Debate Magazine

Killer Arguments Against LVT, Not (488)

Posted on the 17 May 2021 by Markwadsworth @Mark_Wadsworth

@benjit14 (aka BenJamin') replied on Twitter:
Of course we can internalise the cost/benefit of NIMBYism by taxing location rents at 100%. That would solve housing issues without the need to build a single extra home. Thats what good econ looks like. Bad econ only sees the supply side.
Floppy haired developers' friend @K_Niemitz countered:
This is why I mute Georgists. Georgism is the belief that you could fit the entire population of Britain into one single house, provided the ground underneath that house is taxed.
BenJamin' clearly said "without the need to build a single extra home", I'm not sure how mentally deficient you'd have to be to interpret that as "we'd all fit into one single house".
Meanwhile, back in the real world...
1. Population of England & Wales = 56.1 million.
2. Number of bedrooms in England & Wales according to the 2011 Census = 63.6 million. The ONS explain that there's a big margin of error here, it's based on sampling. How do you define 'bedroom'? What about Dad's study or Mum's home gym upstairs? What about downstairs rooms that aren't used much and which could be used as somebody's bedroom? And the number from the 2021 Census will be higher. But it will do for a start.
Let's assume three-quarters of the population are adults, and half of those are in a couple (who still get on with each other), if every couple shares a bedroom and 'everybody else' has one bedroom each, we would need approx. 42 million bedrooms.
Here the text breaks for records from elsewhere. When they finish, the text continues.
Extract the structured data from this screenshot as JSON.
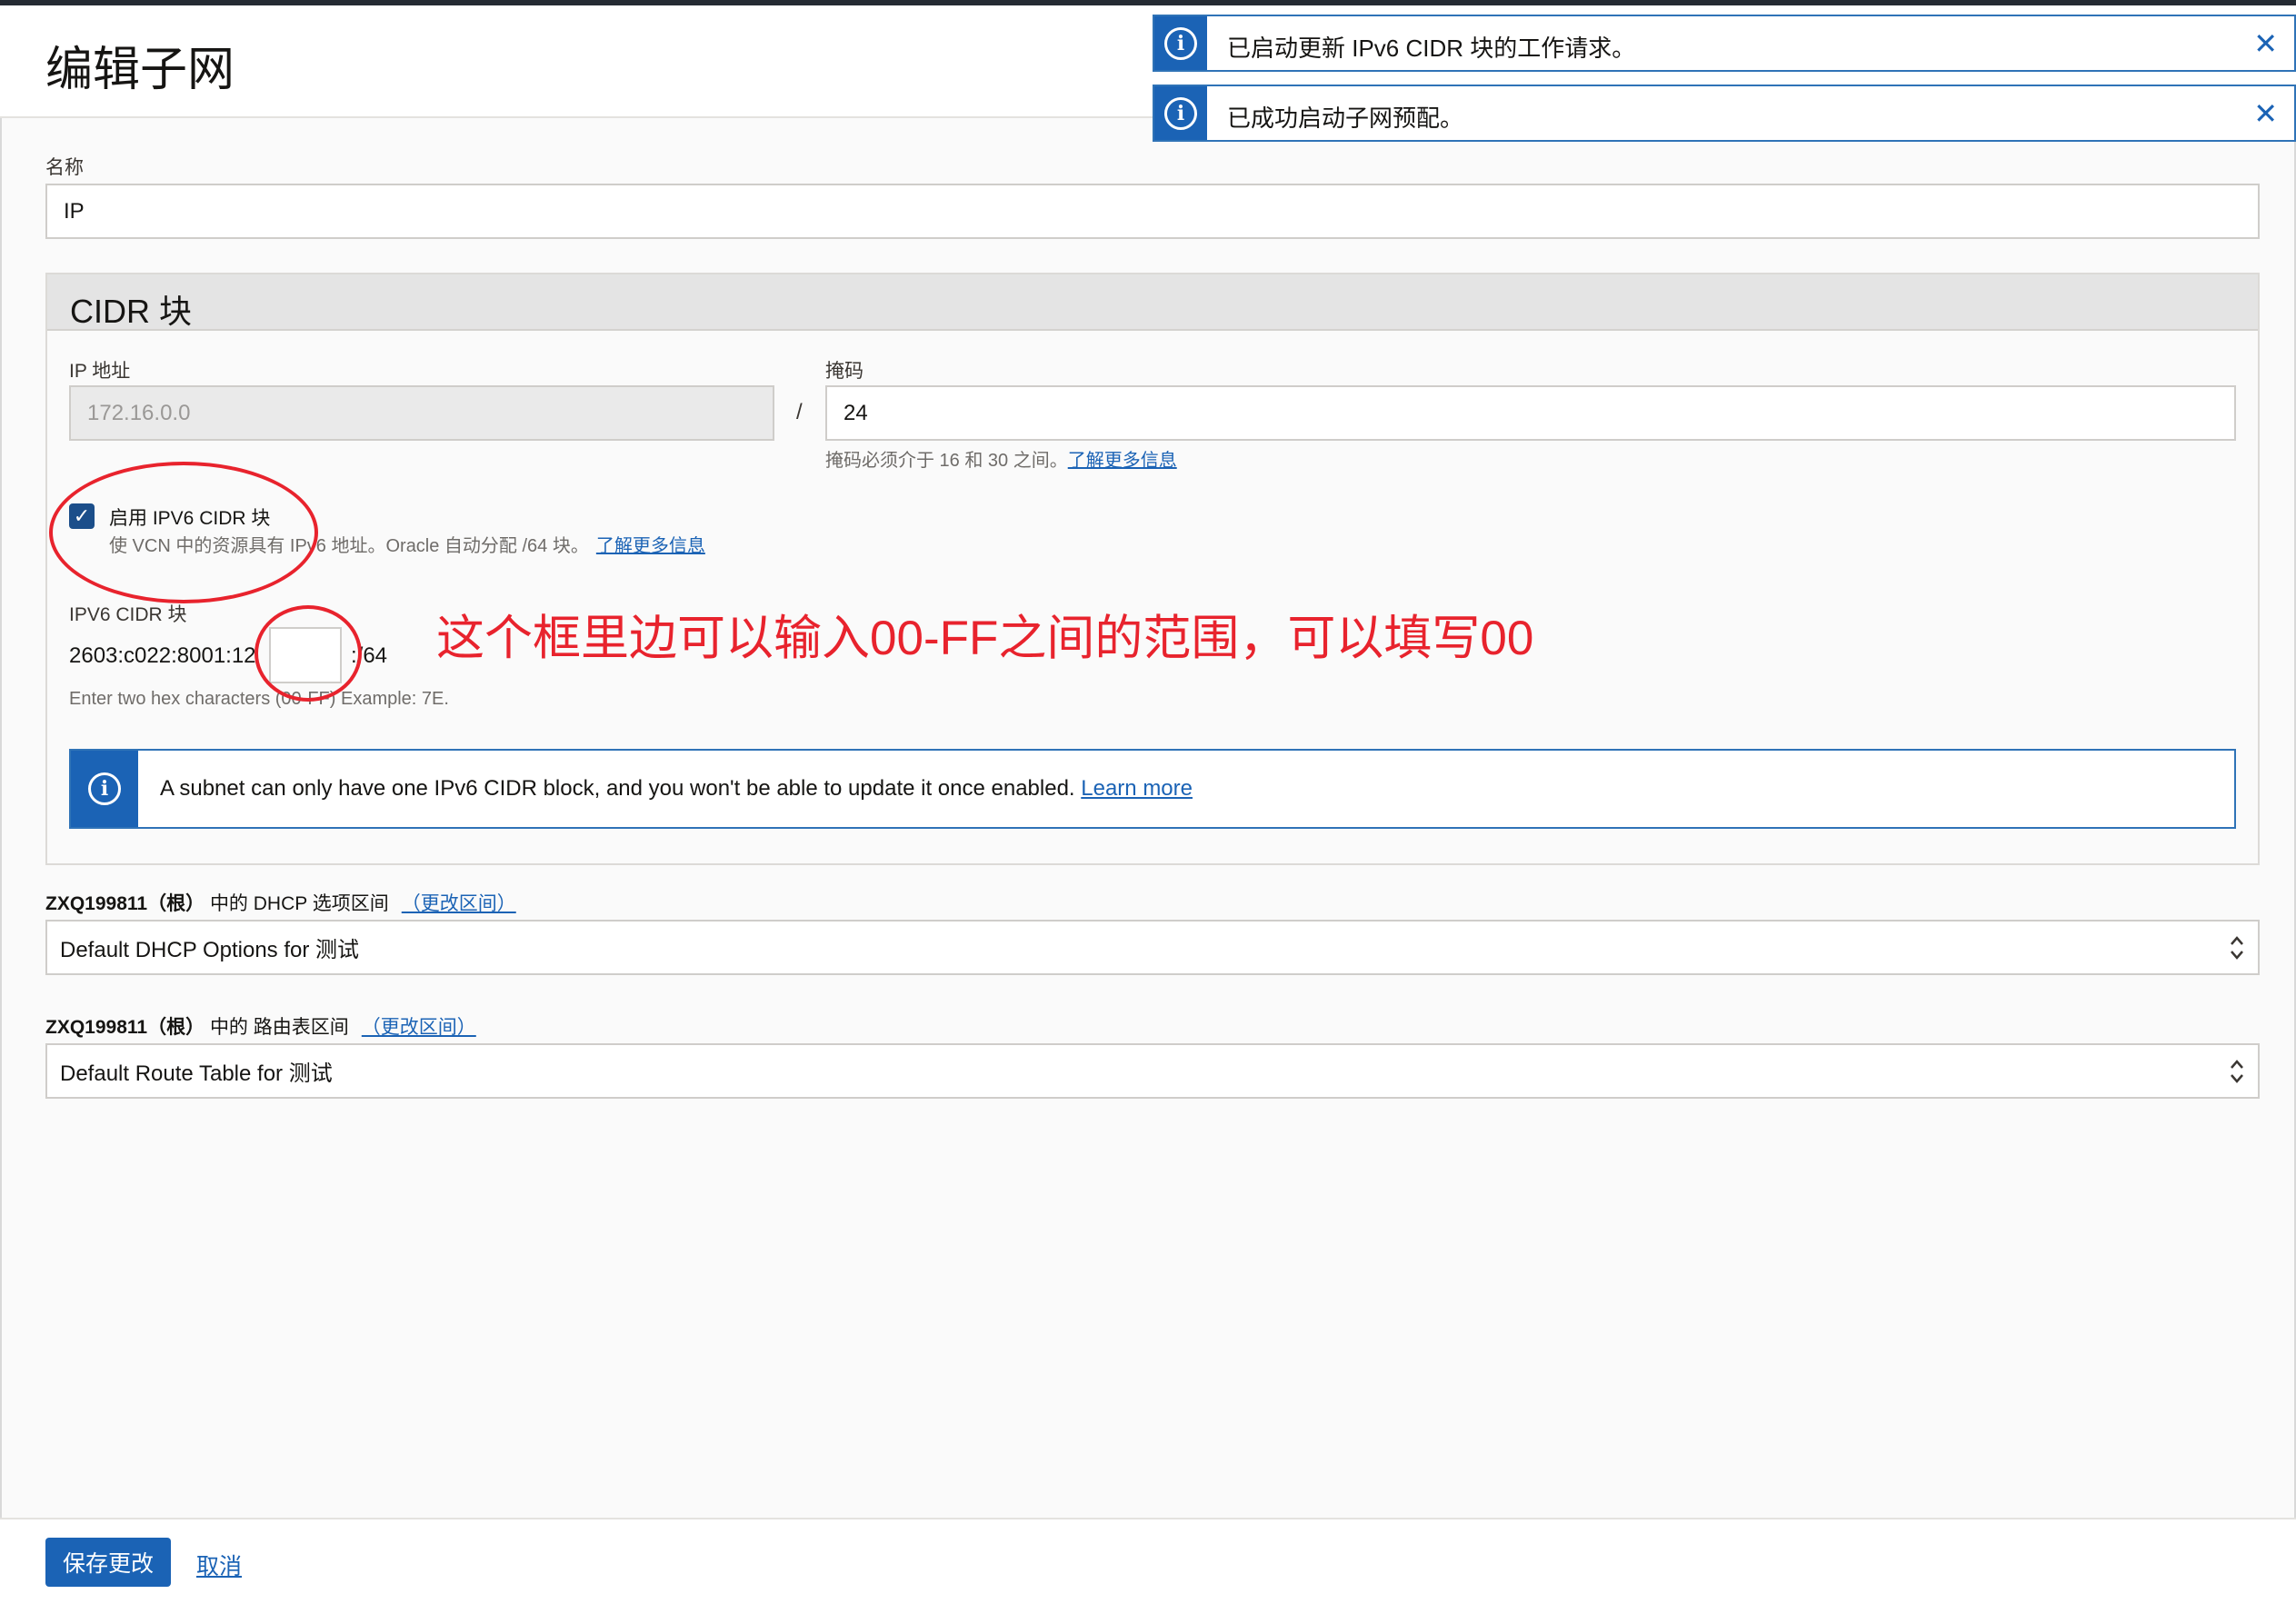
{
  "page": {
    "title": "编辑子网"
  },
  "notifications": [
    {
      "text": "已启动更新 IPv6 CIDR 块的工作请求。",
      "icon": "info-icon",
      "close": "✕"
    },
    {
      "text": "已成功启动子网预配。",
      "icon": "info-icon",
      "close": "✕"
    }
  ],
  "name_field": {
    "label": "名称",
    "value": "IP"
  },
  "cidr": {
    "title": "CIDR 块",
    "ip_label": "IP 地址",
    "ip_value": "172.16.0.0",
    "separator": "/",
    "mask_label": "掩码",
    "mask_value": "24",
    "mask_help": "掩码必须介于 16 和 30 之间。",
    "mask_help_link": "了解更多信息",
    "ipv6_enable": {
      "checked": true,
      "label": "启用 IPV6 CIDR 块",
      "description": "使 VCN 中的资源具有 IPv6 地址。Oracle 自动分配 /64 块。",
      "link": "了解更多信息"
    },
    "ipv6_label": "IPV6 CIDR 块",
    "ipv6_prefix": "2603:c022:8001:12",
    "ipv6_value": "",
    "ipv6_suffix": ":/64",
    "ipv6_help": "Enter two hex characters (00-FF) Example: 7E.",
    "alert_text": "A subnet can only have one IPv6 CIDR block, and you won't be able to update it once enabled.",
    "alert_link": "Learn more"
  },
  "dhcp": {
    "compartment": "ZXQ199811（根）",
    "label_suffix": "中的 DHCP 选项区间",
    "change_link": "（更改区间）",
    "selected": "Default DHCP Options for 测试"
  },
  "route": {
    "compartment": "ZXQ199811（根）",
    "label_suffix": "中的 路由表区间",
    "change_link": "（更改区间）",
    "selected": "Default Route Table for 测试"
  },
  "footer": {
    "save_label": "保存更改",
    "cancel_label": "取消"
  },
  "annotation": {
    "text": "这个框里边可以输入00-FF之间的范围，可以填写00",
    "color": "#e8232d"
  },
  "colors": {
    "accent": "#1b63b5",
    "annotation_red": "#e8232d",
    "topbar": "#252b33"
  }
}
And we have 63.6 million, which is an extra 40%, so the average number occupied by couple-family with two kids would be 4.2. I suspect a median family with kids lives in a three-bed semi, and we know there are a lot of people with holiday homes, retirees still in a family home etc.
Do we really have a housing shortage overall, taking "one bedroom each" as a decent base level? Nope. Would LVT go a long way to shifting people closer to the average? Yup. Clearly LVT wouldn't get us all the way there, but so what? The retirees in a family home who also have a holiday home would be paying for the privilege and the family in crowded accommodation would be compensated, however indirectly. Which was BenJamin's actual point.

(For sure, you can blame crowded families for not earning enough to pay for somewhere decent or for having too many kids. But if they all earned more and all wanted to trade up, prices would just slip out of their grasp. The misallocation would be barely affected.)